The rise of Erdogan has been phenomenal in Turkey. He won the 2003 elections virtually from prison, and once in power he started transforming the face and character of Ataturk’s Turkey. Mustafa Kamal had de-Islamised his country in a manner that in the decades that followed, owing any political allegiance to Islam was regarded as an act of sabotage and a crime against the state. Adnan Menders paid a heavy price for this sin.
His popularly elected government was disbanded, his Justice party banned and he himself hanged. Suleiman Demirel survived that fate but for decades the re-emergence of Islam was regarded as a fallacy in Turkey. Erdogan has proved it wrong. He has single-handedly fought the Secular Judiciary and Secular Military of Turkey— also the Kemalists—and the Kurdish separatists.
And he survived a coup last year. Now he has won a crucial referendum.

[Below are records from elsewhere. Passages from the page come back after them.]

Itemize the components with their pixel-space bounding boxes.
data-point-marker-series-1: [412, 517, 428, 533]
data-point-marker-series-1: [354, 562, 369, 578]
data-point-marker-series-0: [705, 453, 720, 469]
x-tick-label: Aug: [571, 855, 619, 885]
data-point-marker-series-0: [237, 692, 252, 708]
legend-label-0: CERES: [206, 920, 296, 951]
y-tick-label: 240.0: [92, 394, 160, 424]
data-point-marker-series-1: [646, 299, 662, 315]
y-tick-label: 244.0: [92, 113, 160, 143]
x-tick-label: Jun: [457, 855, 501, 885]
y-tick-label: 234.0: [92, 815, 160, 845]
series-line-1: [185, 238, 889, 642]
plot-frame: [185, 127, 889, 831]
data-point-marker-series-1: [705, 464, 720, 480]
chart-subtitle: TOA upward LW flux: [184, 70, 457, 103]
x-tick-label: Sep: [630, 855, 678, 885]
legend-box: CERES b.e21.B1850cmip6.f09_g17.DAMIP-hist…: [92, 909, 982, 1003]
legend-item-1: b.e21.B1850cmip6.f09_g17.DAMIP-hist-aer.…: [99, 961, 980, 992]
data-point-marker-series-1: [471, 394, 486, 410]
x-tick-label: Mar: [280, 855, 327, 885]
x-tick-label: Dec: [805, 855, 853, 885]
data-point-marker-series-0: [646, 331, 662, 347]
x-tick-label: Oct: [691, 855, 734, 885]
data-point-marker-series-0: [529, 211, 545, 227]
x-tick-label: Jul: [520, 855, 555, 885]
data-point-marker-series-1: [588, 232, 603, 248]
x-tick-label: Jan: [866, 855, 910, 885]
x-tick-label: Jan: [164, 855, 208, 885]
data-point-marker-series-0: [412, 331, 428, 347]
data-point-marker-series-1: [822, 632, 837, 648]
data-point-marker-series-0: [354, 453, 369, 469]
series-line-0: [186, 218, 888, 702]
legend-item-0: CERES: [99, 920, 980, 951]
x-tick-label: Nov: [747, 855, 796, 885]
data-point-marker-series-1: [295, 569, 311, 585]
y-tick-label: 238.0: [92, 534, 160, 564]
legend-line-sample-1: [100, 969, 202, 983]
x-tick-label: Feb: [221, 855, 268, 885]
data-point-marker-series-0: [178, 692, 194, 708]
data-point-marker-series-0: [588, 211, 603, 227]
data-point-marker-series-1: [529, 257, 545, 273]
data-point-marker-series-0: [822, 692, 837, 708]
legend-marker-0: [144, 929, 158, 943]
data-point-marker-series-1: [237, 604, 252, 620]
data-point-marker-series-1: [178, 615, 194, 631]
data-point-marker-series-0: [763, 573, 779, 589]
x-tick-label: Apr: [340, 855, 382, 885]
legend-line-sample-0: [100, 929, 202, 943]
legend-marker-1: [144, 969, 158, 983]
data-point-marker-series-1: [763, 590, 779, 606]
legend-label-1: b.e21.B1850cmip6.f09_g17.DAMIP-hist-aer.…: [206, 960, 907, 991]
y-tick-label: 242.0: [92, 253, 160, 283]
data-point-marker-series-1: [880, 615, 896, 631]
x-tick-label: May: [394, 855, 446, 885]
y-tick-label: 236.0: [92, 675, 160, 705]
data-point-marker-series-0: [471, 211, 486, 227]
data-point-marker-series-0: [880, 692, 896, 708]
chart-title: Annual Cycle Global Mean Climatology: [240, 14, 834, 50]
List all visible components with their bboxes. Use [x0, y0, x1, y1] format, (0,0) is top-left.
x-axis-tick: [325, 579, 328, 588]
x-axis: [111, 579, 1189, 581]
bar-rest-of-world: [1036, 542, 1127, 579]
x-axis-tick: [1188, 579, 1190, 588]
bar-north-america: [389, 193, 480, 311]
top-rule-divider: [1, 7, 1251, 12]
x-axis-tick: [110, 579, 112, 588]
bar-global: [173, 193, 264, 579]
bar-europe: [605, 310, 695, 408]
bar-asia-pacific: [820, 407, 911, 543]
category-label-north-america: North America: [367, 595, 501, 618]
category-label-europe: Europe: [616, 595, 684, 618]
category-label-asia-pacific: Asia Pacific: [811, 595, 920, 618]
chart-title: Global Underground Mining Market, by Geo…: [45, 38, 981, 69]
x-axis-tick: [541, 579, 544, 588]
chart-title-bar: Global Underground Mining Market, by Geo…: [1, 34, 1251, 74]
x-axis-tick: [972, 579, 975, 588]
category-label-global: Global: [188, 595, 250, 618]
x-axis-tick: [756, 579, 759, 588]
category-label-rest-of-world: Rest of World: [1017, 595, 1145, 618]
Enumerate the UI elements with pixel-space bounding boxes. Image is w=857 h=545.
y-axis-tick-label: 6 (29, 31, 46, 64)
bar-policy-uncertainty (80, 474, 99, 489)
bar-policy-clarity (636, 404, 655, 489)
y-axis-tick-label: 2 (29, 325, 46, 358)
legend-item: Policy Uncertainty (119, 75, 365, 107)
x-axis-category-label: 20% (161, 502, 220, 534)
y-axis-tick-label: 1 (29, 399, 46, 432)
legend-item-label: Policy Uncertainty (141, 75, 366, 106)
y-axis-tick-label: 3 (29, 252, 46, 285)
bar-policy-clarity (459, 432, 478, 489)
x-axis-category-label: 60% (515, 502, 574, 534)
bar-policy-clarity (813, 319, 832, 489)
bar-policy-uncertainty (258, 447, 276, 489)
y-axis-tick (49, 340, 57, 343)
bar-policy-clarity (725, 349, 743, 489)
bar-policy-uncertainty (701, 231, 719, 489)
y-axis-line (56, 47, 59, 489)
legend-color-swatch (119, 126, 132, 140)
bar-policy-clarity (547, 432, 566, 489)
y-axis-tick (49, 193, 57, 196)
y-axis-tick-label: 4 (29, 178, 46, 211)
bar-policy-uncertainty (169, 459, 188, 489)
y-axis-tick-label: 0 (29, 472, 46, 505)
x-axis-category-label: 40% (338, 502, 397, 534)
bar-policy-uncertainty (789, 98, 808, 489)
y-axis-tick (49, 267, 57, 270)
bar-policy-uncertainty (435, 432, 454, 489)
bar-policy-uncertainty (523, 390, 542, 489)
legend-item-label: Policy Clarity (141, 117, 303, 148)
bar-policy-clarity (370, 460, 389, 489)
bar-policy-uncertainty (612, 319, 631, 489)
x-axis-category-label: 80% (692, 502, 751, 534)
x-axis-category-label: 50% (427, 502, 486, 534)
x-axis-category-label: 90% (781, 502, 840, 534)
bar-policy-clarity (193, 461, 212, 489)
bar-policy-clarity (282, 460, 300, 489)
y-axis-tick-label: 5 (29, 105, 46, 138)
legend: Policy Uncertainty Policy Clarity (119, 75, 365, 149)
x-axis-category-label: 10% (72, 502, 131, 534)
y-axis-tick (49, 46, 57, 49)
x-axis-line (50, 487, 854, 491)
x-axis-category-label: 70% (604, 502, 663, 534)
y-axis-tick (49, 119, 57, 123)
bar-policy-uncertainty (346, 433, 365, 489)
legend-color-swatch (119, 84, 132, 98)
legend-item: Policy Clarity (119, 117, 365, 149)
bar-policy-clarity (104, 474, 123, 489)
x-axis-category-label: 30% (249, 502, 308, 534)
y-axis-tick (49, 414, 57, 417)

People of Turkey have given Erdogan 51% vote to replace the decadent and counter-productive parliamentary system with a strong Presidential setup in which he will have sweeping powers to make modern Turkey a worthy successor to the Ottoman Empire of Salim and Suleiman.
Whereas the Ottomans had abandoned Islam in practice, Erdogan has declared dreams of making Turkish heart, throb with Islamic longings.
As Mayor of Istanbul in 1999 he had recited a poem in a Public gathering the crux of which was a couplet.
The Call to Allah has dimmed in my Land.
But tomorrow belongs to the Crescent.